A festa se apodera de qualquer espaço onde possa destruir e instalar-se. A rua, os pátios, as praças, tudo serve para o encontro de pessoas fora de sua condição e do papel que desempenham em uma coletividade organizada. Então, a empatia ou a proximidade constituem os suportes de uma experiência que acentua intensamente as relações emocionais e os contatos afetivos, que multiplica ao infinito as comunicações, e efetua, repentinamente, uma abertura recíproca entre as consciências na medida em que a festa não mais necessita de símbolo e inverte as sus figurações que desaparecem, muitas vezes, em segundo perecível (...). (DUVIGNAUD, 1983, p.68).

São muitas as possibilidades para ver a festa e que estão condicionadas à perspectiva do autor do olhar: o cientista social, o repórter do jornal, o fotojornalista que vai registrar as imagens que irão traduzir o que é a “festa” para os leitores que lá estiveram ou não; o agente do poder público, geralmente interessado em verificar a manutenção da ordem; o folião que quer apenas se divertir; e o devoto que foi pagar uma promessa.

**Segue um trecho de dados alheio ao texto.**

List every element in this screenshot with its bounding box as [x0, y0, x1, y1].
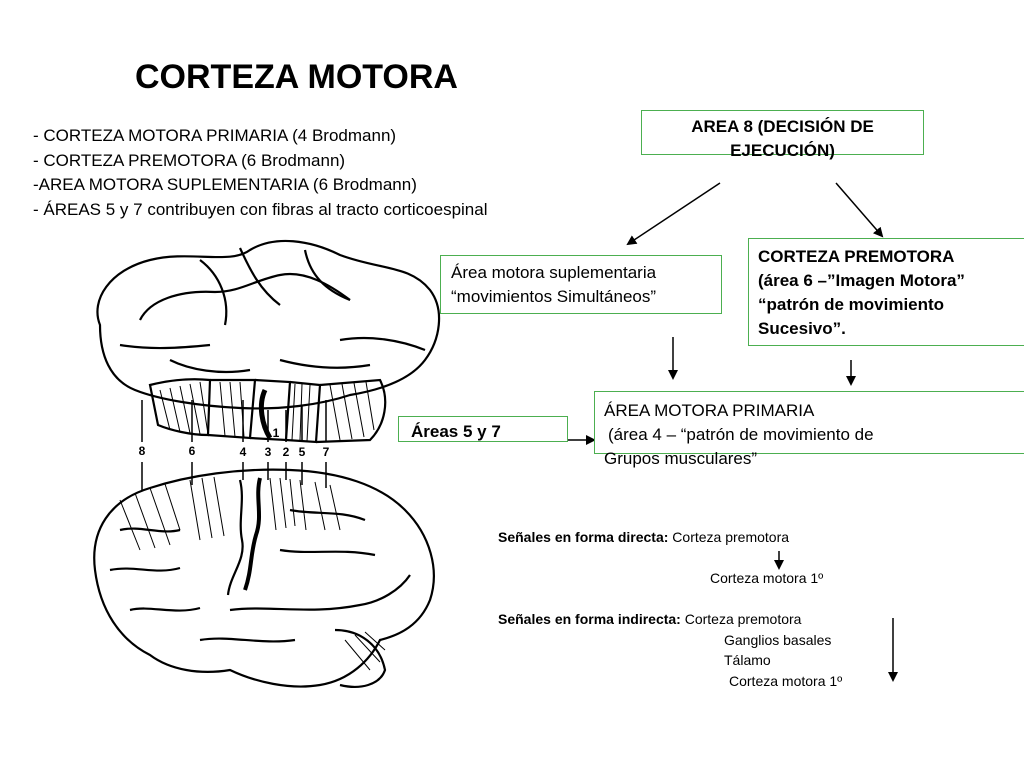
primary-motor-box: ÁREA MOTORA PRIMARIA (área 4 – “patrón d… [594, 391, 1024, 468]
direct-signal-step: Corteza motora 1º [710, 570, 824, 586]
brain-label-8: 8 [139, 444, 146, 458]
indirect-signal-step: Tálamo [724, 652, 771, 668]
brain-label-1: 1 [273, 426, 280, 440]
indirect-signals-label: Señales en forma indirecta: [498, 611, 681, 627]
page-title: CORTEZA MOTORA [135, 58, 458, 96]
area8-line: AREA 8 (DECISIÓN DE [691, 117, 874, 136]
areas-5-7-box: Áreas 5 y 7 [398, 416, 568, 442]
brain-illustration: 8 6 4 3 2 5 7 1 [93, 239, 441, 688]
direct-signals-row: Señales en forma directa: Corteza premot… [498, 529, 789, 545]
direct-signals-label: Señales en forma directa: [498, 529, 669, 545]
area8-box: AREA 8 (DECISIÓN DE EJECUCIÓN) [641, 110, 924, 160]
indirect-signal-step: Ganglios basales [724, 632, 832, 648]
bullet-item: - ÁREAS 5 y 7 contribuyen con fibras al … [33, 199, 488, 219]
brain-label-5: 5 [299, 445, 306, 459]
brain-label-2: 2 [283, 445, 290, 459]
brain-label-7: 7 [323, 445, 330, 459]
arrow-to-suplementaria [626, 182, 721, 246]
supplementary-line: Área motora suplementaria [451, 263, 657, 282]
bullet-item: - CORTEZA MOTORA PRIMARIA (4 Brodmann) [33, 126, 397, 145]
indirect-signal-step: Corteza premotora [684, 611, 802, 627]
premotor-line: “patrón de movimiento [758, 295, 945, 314]
area8-line: EJECUCIÓN) [730, 141, 835, 160]
areas-5-7-label: Áreas 5 y 7 [411, 422, 501, 441]
bullet-item: - CORTEZA PREMOTORA (6 Brodmann) [33, 150, 346, 170]
primary-line: ÁREA MOTORA PRIMARIA [604, 401, 815, 420]
supplementary-line: “movimientos Simultáneos” [451, 287, 657, 306]
brain-label-4: 4 [240, 445, 247, 459]
supplementary-motor-box: Área motora suplementaria “movimientos S… [440, 255, 722, 314]
premotor-line: Sucesivo”. [758, 319, 846, 338]
premotor-line: CORTEZA PREMOTORA [758, 247, 955, 266]
primary-line: Grupos musculares” [604, 449, 758, 468]
indirect-signals-row: Señales en forma indirecta: Corteza prem… [498, 611, 801, 627]
brain-label-3: 3 [265, 445, 272, 459]
arrow-to-premotora [835, 182, 884, 238]
premotor-line: (área 6 –”Imagen Motora” [758, 271, 965, 290]
bullet-item: -AREA MOTORA SUPLEMENTARIA (6 Brodmann) [33, 175, 417, 194]
indirect-signal-step: Corteza motora 1º [729, 673, 843, 689]
premotor-box: CORTEZA PREMOTORA (área 6 –”Imagen Motor… [748, 238, 1024, 346]
bullet-list: - CORTEZA MOTORA PRIMARIA (4 Brodmann) -… [33, 124, 488, 222]
primary-line: (área 4 – “patrón de movimiento de [608, 425, 874, 444]
brain-label-6: 6 [189, 444, 196, 458]
direct-signal-step: Corteza premotora [672, 529, 790, 545]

Essa escolha por considerar os muitos olhares sobre as festas é uma proposta recente, como destaca Tavares (2012), afastando-se dos paradigmas estruturalista e funcionalista que a autora verificou como dominantes. O espaço ritual das festas e a dimensão cotidiana estão interligados e não separados, o que enriquece a perspectiva de análise.

(...) As propostas mais recentes tomam a festa como um espaço de performance, ritual mobilizador de metáforas e metonímias no intuito de contornar as dicotomias entre estrutura e evento (GEERTZ, 1978; TAMBIAH, 1979). O efeito transformativo implicado na abordagem performática do ritual permite compreender modos de ação em contextos cujo enquadramento já se encontra modulado. (TAVARES, 2012, p.121).

As festas do verão em Salvador, meu objeto de interesse, são polissêmicas em seu formato. São de fundo religioso dialogando em uma estrutura que pode ser denominada afrocatólica, por reunir elementos de duas práticas religiosas hibridizadas com acento em uma ou outra característica de cada um destes sistemas de crença, dependendo do momento.

São também eventos que estabelecem as próprias conexões de temporalidade, dialogando com o tempo “oficial” em continuidades e descontinuidades. Preparam o terreno, numa espécie de intermitência até o Carnaval. E, para efeito de delimitação de características em um campo tão amplo, uso a denominação de “festas de largo”, no sentido da dicotomia sagrado/profano, espaço público/privado que passo a discutir.